Photorealistic paintings fool the eye while revealing the artist's skill with the brush. Spanish painter Manuela Lendoyro plays with the history of photorealism both by giving her portrait paintings a dreamy, ethereal air full of color and light, and by blending parts of her subjects into the background. Her pastel colors have an almost foggy presence, and aspects of her figures, like hair, diminish into beautiful linework before dissolving into the background color.
Incredibly, Lendoyro, who is now based in San Diego, is completely self-taught. Originally, she studied fashion as a creative alternative, believing what other people said about fine arts not being a wise career choice. She wasn't happy with this work, and felt lost creatively. One day, a good friend's artist mother saw a few of Lendoyro's paintings, saying that she couldn't believe that this type of talent was being wasted.

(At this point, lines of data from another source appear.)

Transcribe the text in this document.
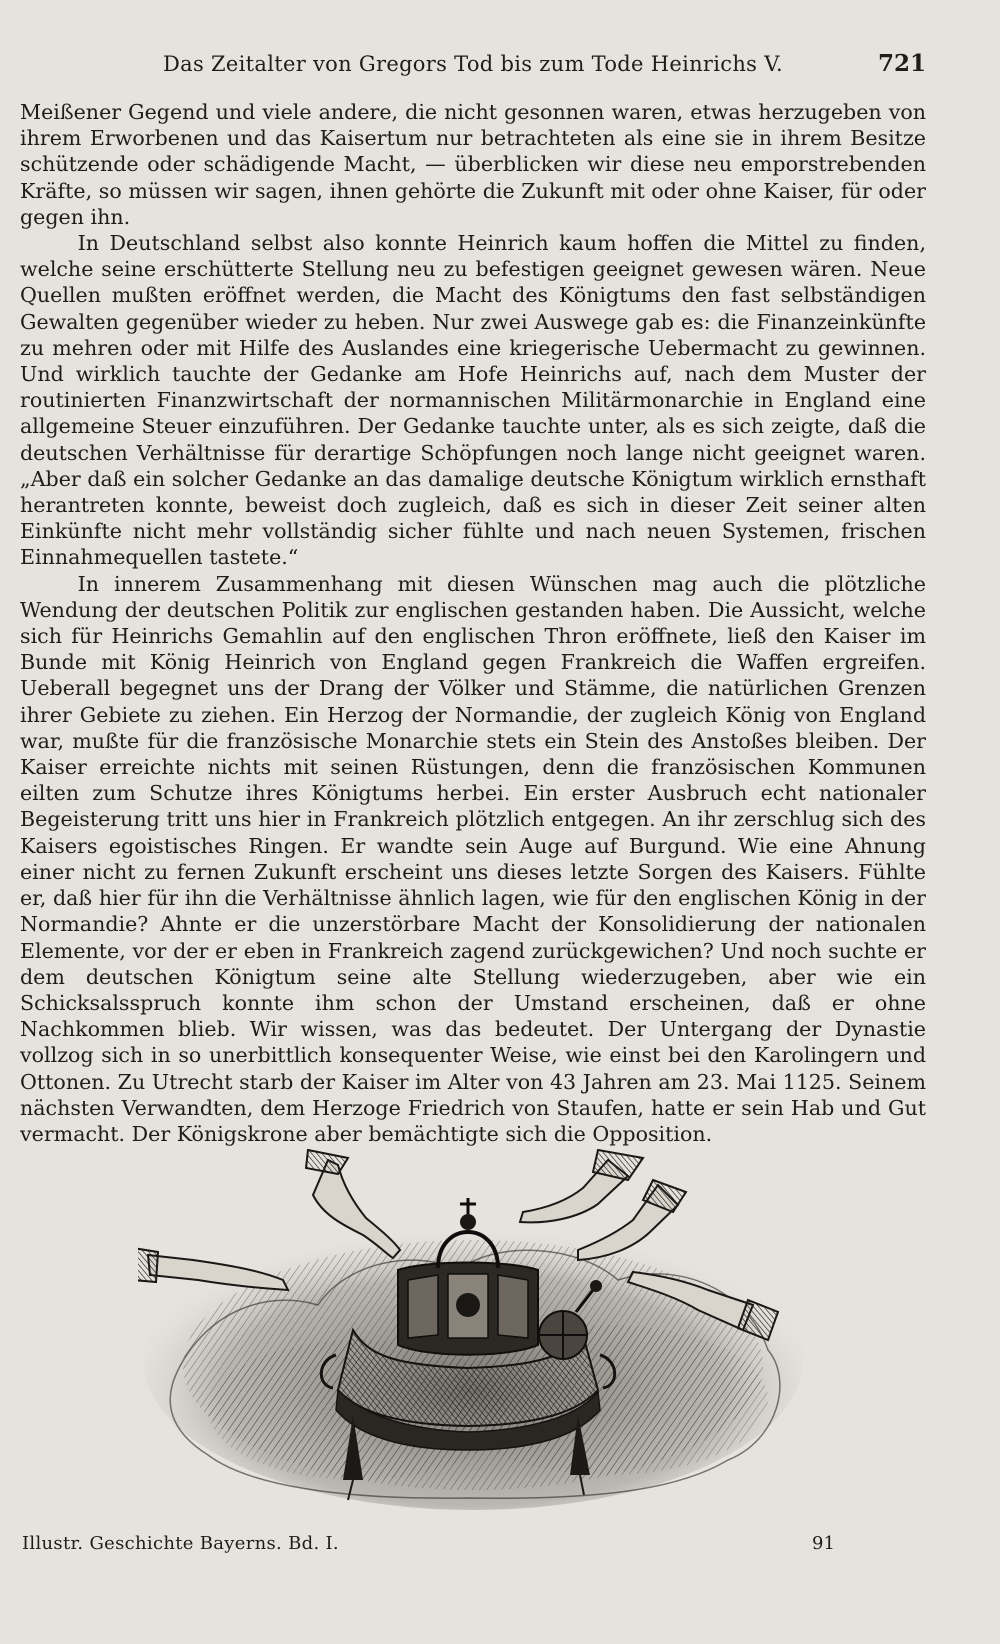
Das Zeitalter von Gregors Tod bis zum Tode Heinrichs V.	721

Meißener Gegend und viele andere, die nicht gesonnen waren, etwas herzugeben von ihrem Erworbenen und das Kaisertum nur betrachteten als eine sie in ihrem Besitze schützende oder schädigende Macht, — überblicken wir diese neu emporstrebenden Kräfte, so müssen wir sagen, ihnen gehörte die Zukunft mit oder ohne Kaiser, für oder gegen ihn.

In Deutschland selbst also konnte Heinrich kaum hoffen die Mittel zu finden, welche seine erschütterte Stellung neu zu befestigen geeignet gewesen wären. Neue Quellen mußten eröffnet werden, die Macht des Königtums den fast selbständigen Gewalten gegenüber wieder zu heben. Nur zwei Auswege gab es: die Finanzeinkünfte zu mehren oder mit Hilfe des Auslandes eine kriegerische Uebermacht zu gewinnen. Und wirklich tauchte der Gedanke am Hofe Heinrichs auf, nach dem Muster der routinierten Finanzwirtschaft der normannischen Militärmonarchie in England eine allgemeine Steuer einzuführen. Der Gedanke tauchte unter, als es sich zeigte, daß die deutschen Verhältnisse für derartige Schöpfungen noch lange nicht geeignet waren. „Aber daß ein solcher Gedanke an das damalige deutsche Königtum wirklich ernsthaft herantreten konnte, beweist doch zugleich, daß es sich in dieser Zeit seiner alten Einkünfte nicht mehr vollständig sicher fühlte und nach neuen Systemen, frischen Einnahmequellen tastete.“

In innerem Zusammenhang mit diesen Wünschen mag auch die plötzliche Wendung der deutschen Politik zur englischen gestanden haben. Die Aussicht, welche sich für Heinrichs Gemahlin auf den englischen Thron eröffnete, ließ den Kaiser im Bunde mit König Heinrich von England gegen Frankreich die Waffen ergreifen. Ueberall begegnet uns der Drang der Völker und Stämme, die natürlichen Grenzen ihrer Gebiete zu ziehen. Ein Herzog der Normandie, der zugleich König von England war, mußte für die französische Monarchie stets ein Stein des Anstoßes bleiben. Der Kaiser erreichte nichts mit seinen Rüstungen, denn die französischen Kommunen eilten zum Schutze ihres Königtums herbei. Ein erster Ausbruch echt nationaler Begeisterung tritt uns hier in Frankreich plötzlich entgegen. An ihr zerschlug sich des Kaisers egoistisches Ringen. Er wandte sein Auge auf Burgund. Wie eine Ahnung einer nicht zu fernen Zukunft erscheint uns dieses letzte Sorgen des Kaisers. Fühlte er, daß hier für ihn die Verhältnisse ähnlich lagen, wie für den englischen König in der Normandie? Ahnte er die unzerstörbare Macht der Konsolidierung der nationalen Elemente, vor der er eben in Frankreich zagend zurückgewichen? Und noch suchte er dem deutschen Königtum seine alte Stellung wiederzugeben, aber wie ein Schicksalsspruch konnte ihm schon der Umstand erscheinen, daß er ohne Nachkommen blieb. Wir wissen, was das bedeutet. Der Untergang der Dynastie vollzog sich in so unerbittlich konsequenter Weise, wie einst bei den Karolingern und Ottonen. Zu Utrecht starb der Kaiser im Alter von 43 Jahren am 23. Mai 1125. Seinem nächsten Verwandten, dem Herzoge Friedrich von Staufen, hatte er sein Hab und Gut vermacht. Der Königskrone aber bemächtigte sich die Opposition.

Illustr. Geschichte Bayerns. Bd. I.	91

"She opened my eyes instantly," says Lendoyro. "She was someone whom I greatly admired, and she believed in me so much. From then on, I stopped seeing my art as only a hobby."

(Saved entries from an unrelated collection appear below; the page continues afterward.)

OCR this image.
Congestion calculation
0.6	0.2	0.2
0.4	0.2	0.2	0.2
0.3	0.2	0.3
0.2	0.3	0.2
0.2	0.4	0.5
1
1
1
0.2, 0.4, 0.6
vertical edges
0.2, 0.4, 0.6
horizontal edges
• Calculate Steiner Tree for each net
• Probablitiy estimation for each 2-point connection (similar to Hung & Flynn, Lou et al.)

Lendoyro credits countless childhood hours spent doodling away on drawings for helping develop her talent with photorealism. At first, she concentrated on lines, but later noticed that human beings (and everything else) are made of light, shadows, and lots of colors. For Lendoyro, this was the key to making photorealistic paintings with a colorful atmosphere.

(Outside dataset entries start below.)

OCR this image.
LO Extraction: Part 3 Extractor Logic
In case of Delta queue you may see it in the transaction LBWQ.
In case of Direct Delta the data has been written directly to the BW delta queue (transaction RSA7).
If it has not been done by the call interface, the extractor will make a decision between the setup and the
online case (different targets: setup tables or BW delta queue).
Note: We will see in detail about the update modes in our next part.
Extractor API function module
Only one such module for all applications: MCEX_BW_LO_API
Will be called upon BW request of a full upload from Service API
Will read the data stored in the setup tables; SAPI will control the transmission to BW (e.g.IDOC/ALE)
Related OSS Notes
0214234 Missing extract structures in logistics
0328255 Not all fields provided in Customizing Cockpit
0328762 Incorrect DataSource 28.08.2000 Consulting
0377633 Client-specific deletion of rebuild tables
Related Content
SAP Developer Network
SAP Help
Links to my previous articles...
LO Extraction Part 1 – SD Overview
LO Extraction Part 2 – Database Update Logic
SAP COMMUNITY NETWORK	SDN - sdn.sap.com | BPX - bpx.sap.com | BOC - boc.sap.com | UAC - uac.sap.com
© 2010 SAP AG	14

To create these paintings, Lendoyro starts by taking photographs, usually of friends or others who are close to her. This part of the process is important: the image has to reflect an identity and a real gesture.
"I sometimes feel that through the connection between the artist and the model I am subconsciously trying to incorporate myself in one way or another," says Lendoyro. "Once I've chosen the image that I want to paint, I edit it and play around with the colors. Then, I sketch the image onto the canvas and then I start to paint. I mostly use oil paint for my work."
For the most part, Lendoyro focuses on figurative art since she has always been fascinated with everything that makes us human—the subconscious and pure emotions. She is also interested in humanity's relationship with nature and the wonderment of existence. "Art is a very personal thing," she says. "Painting, for me, is a way to express the complexity of emotions."
"I've always had difficulty with expressing myself through words," Lendoyro adds. "I've always felt that I'm not myself when I speak or write. Painting is my primary form of expression. Through it I explore my own identity, human nature, and what is inherent in all people."
Before leaving Spain for San Diego, Lendoyro was working on her very first collection. Currently, she is picking up where she left off.
"It's been a difficult transition for me, since in Spain I had just completed my very own studio," she says. "But, now I have an improvised area in which to paint in my new home, and have begun to create once again. My purpose is to begin my path as an artist here in the US and to dedicate myself to art 100%."